Lahore’s new Orange Line Metro Train (OLMT) suffers ‘major accident’

Lahore's recently inaugurated Orange Line Metro Train has suffered a 'major accident' with the gantry falling onto parked cars below

Just ten days after its launch Lahore’s new Orange Line Metro Train (OLMT) has suffered a significant accident. In Baghbanpura, Lahore a high-speed container of the OLMT crashed into a height gantry. The gantry which was located under the OLMT track crashed onto parked cars underneath it, some of which have been crushed.

In a video on Twitter made by an onlooker, it can be seen that the loading carrying truck fell from a steep height and crashed onto the gantry below which according to an official has been created to protect the cable lines that are essential for the trains to keep running.

The service was launched on October 25, 2020, and 22 trains currently traverse the tracks daily. The 45-minute one-way route is 27 km long and connects Ali Town and Dera Gujran. The route has 19 stations and the working hours of the service are from 7:30 AM to 8:30 PM.

Orange Line Metro Train: transport game changer?

Since it began construction several laborers lost their lives working on the OLMT. In January 2017 seven construction workers had perished in a fire that had started in a shelter for the project’s construction workers. Several others had been injured in the incident but this was not a solitary event.

Other serious incidents included workers being electrocuted, to construction workers being crushed by a falling wall, in their sleep. The human cost of the projects has been immense.

The workers had also partaken in a strike back in 2016. They had claimed that the government back then had been prioritizing the speed of the project over the health and safety of the workers.

Read more: SC orders completion of Orange Line train project by 20th May

Labour activists said then that the majority of incidents had occurred because laborers were not directly employed by the government or Chinese contractors, but by a convoluted network of Pakistani subcontractors who brought in workers from south Punjab on low wages and little health and safety protection.

Other than the human cost of the OLMT, the financial cost of the project had been the subject of fierce political debate when the incumbent government was in the opposition. Then, PTI had strongly criticized the PMLN government for overspending on the project. The project is expected to cost 5 billion rupees a year in subsidies.

OLMT a source of altercations between the opposition and the government

The Orange Line Metro Train (OLMT) project was inaugurated last month with both the government and the Pakistan Muslim League – Nawaz (PML-N) laying claim to it.

Party member of the PLMN ‘inaugurated’ the OLMT project before the official inauguration at Lahore’s Jain Temple. The party members were carrying pictures of former Chief Minister of Punjab Shehbaz Sharif’s pictures while Khwaja Saad Rafique, a prominent leader in the PMLN had carried out the ‘ribbon-cutting’ ceremony.

Read more: Orange Line causes Mall Road closure

PML-N’s Ataullah Tarar also said that PTI had taken a deliberate stay order on the project to stop Shehbaz Sharif from inaugurating it.

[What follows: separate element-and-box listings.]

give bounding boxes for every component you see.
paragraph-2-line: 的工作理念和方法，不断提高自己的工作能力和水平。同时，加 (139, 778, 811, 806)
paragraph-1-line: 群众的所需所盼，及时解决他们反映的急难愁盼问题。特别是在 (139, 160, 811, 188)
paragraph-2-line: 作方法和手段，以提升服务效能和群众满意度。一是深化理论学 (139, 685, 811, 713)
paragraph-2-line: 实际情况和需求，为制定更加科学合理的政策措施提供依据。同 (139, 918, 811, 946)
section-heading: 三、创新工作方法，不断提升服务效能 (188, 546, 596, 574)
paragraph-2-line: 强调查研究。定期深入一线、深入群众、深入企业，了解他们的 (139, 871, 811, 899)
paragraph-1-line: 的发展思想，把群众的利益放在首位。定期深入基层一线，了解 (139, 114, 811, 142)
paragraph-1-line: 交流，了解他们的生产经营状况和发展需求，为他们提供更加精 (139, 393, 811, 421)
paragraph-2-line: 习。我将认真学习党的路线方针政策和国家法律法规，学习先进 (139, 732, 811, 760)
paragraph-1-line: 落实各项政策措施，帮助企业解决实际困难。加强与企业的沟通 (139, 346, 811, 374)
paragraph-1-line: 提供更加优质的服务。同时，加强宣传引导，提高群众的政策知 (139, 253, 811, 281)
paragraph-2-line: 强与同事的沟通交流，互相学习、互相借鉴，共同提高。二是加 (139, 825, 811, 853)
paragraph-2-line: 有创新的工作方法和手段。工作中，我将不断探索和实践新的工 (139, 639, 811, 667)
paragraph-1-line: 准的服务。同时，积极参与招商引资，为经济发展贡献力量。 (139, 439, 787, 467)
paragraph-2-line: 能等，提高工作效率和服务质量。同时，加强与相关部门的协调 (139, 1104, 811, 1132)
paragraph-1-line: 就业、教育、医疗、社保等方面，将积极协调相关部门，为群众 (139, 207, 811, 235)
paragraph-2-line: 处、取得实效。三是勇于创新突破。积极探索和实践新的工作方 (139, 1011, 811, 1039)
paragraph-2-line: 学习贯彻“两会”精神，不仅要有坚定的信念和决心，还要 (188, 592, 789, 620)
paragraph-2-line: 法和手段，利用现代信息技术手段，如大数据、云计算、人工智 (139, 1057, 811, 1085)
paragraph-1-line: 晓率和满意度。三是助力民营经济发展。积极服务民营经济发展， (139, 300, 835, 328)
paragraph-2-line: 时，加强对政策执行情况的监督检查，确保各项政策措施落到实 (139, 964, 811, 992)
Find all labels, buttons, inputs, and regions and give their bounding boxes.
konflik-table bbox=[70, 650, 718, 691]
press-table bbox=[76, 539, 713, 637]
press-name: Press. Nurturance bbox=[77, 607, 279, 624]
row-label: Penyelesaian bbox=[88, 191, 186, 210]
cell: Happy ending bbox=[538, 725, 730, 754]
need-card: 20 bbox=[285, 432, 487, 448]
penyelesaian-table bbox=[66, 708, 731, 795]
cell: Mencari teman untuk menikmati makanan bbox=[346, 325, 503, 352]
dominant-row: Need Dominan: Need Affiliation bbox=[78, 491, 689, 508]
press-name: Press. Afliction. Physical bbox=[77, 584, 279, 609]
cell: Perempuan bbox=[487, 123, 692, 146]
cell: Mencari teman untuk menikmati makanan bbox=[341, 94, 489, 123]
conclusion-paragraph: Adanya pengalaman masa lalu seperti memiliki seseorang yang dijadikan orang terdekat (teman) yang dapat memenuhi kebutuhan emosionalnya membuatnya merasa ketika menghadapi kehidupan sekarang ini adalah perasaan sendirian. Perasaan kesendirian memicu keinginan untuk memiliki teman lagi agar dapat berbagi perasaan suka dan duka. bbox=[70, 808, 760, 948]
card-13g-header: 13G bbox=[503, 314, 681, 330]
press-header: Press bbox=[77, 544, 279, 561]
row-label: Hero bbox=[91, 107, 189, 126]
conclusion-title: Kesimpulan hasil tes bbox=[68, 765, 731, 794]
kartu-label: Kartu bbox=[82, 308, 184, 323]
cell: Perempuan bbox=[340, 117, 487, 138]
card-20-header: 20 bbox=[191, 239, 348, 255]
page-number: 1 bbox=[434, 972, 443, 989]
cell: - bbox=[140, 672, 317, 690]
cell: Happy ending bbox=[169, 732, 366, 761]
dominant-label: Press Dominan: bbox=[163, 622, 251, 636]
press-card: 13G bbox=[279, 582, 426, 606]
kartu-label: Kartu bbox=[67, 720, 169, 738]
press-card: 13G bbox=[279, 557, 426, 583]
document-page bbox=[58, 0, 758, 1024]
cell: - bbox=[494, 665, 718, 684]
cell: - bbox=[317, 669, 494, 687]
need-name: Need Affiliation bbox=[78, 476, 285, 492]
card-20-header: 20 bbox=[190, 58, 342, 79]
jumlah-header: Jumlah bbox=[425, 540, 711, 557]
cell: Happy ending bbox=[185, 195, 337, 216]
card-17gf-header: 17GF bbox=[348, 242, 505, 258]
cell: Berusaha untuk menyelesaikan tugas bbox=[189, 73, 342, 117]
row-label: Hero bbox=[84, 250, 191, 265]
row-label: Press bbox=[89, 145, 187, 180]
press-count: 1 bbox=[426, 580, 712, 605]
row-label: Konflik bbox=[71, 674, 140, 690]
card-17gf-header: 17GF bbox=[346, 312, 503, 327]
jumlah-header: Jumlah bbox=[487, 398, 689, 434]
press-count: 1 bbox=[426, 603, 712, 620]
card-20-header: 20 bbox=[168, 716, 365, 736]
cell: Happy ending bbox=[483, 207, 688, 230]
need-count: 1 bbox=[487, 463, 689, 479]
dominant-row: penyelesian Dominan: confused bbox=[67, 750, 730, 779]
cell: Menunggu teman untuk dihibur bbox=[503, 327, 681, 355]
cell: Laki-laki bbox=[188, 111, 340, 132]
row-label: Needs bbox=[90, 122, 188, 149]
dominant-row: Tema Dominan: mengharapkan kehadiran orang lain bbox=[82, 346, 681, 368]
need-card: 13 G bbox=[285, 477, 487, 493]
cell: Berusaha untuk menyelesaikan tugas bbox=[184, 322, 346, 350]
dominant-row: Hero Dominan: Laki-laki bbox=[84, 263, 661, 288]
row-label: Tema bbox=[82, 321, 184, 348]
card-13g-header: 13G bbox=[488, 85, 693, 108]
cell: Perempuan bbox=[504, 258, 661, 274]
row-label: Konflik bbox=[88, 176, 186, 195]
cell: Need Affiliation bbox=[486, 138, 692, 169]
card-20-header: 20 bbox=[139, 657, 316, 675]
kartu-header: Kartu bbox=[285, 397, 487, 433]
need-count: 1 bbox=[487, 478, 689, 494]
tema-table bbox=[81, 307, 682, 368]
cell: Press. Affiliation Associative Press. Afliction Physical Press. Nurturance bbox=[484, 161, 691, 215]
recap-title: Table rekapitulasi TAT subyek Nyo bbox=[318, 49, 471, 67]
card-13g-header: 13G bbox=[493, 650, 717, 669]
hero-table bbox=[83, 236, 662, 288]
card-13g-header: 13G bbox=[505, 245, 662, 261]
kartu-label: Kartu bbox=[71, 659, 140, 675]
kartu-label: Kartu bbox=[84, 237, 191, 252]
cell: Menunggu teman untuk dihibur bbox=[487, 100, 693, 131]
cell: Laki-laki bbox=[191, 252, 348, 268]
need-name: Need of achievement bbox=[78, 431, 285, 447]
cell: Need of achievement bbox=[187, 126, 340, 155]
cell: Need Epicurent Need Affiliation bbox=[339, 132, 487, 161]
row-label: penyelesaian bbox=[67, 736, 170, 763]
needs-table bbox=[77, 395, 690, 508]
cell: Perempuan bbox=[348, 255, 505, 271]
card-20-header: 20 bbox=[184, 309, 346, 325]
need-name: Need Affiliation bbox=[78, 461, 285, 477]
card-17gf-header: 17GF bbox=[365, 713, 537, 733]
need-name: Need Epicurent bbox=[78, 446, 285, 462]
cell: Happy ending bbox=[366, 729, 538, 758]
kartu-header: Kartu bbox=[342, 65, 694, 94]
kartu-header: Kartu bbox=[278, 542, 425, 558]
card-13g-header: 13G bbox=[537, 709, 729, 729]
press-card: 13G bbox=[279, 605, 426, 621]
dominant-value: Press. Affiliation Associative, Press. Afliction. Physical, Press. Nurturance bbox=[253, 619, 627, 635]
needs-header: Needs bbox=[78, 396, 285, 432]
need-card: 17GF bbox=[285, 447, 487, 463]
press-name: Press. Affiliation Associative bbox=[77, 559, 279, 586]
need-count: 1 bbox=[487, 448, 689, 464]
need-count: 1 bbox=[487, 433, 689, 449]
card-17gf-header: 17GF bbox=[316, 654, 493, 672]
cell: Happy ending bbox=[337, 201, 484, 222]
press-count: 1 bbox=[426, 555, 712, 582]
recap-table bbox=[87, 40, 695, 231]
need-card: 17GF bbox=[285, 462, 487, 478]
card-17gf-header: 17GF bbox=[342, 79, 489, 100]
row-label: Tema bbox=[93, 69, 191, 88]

Addressing the party members gathered for the PLMN inauguration, Khwaja Saad Rafique said that Shehbaz Sharif was under scrutiny for made-up allegations and lamented the government over delays in the project. Delays in the project had according to him cost the people of Pakistan ‘billions of rupees.’

Punjab’s Chief Minister had separately held an inauguration ceremony and had said that the project was part of the CPEC and an accumulation of relationships between Pakistan and China.

The Chief Minister had also said at the ceremony that the Punjab Government welcomes all development projects that may accompany the joint venture.

The chief minister had further revealed that the OLMT project will be provided with an Rs15 billion subsidy by the provincial government.